The Patrician has observed that most catastrophes are predictable in retrospect and that the consistent pattern is that the warnings were available but ignored because taking them seriously would have been inconvenient, expensive, or politically difficult. The boring failure modes discussed here are similarly being ignored in favor of assuming current trajectories continue smoothly or in favor of worrying about dramatic scenarios that are less probable but more interesting.

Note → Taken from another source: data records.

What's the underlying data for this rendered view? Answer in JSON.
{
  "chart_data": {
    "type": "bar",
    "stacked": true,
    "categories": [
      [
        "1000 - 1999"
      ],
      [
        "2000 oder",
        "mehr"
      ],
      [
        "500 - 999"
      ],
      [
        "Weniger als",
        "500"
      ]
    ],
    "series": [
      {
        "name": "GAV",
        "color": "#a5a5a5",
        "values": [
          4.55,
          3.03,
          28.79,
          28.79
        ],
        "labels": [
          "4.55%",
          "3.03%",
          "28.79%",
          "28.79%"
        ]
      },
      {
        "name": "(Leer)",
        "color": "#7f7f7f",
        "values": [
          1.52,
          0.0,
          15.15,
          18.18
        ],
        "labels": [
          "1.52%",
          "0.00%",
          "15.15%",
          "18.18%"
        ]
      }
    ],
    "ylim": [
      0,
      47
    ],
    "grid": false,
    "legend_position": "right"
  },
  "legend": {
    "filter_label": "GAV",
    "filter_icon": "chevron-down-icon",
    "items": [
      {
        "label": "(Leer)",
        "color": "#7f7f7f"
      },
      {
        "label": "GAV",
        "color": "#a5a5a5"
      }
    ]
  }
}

When the failures occur, and they will because they always do, the response will be surprise despite the predictability, emergency measures that should have been routine preparation, and eventual return to optimistic assumptions once the immediate crisis passes. This is how complex systems managed by humans typically evolve, through cycles of enthusiasm, crisis, response, and renewed enthusiasm rather than through steady prudent management that prevents crises before they occur.
The technology industry is currently in an enthusiastic phase with optimistic projections and minimal attention to failure modes. The boring failures will arrive in their own time, probably sooner than the dramatic failures everyone discusses but later than skeptics predict. The industry will survive these failures because industries typically do, but individual companies, investors, and users will experience disruptions that could have been mitigated through preparation that seemed unnecessary until it became urgently needed. This is the normal course of events and should surprise nobody who has paid attention to how technology cycles typically proceed, though it will nonetheless surprise nearly everyone when it arrives.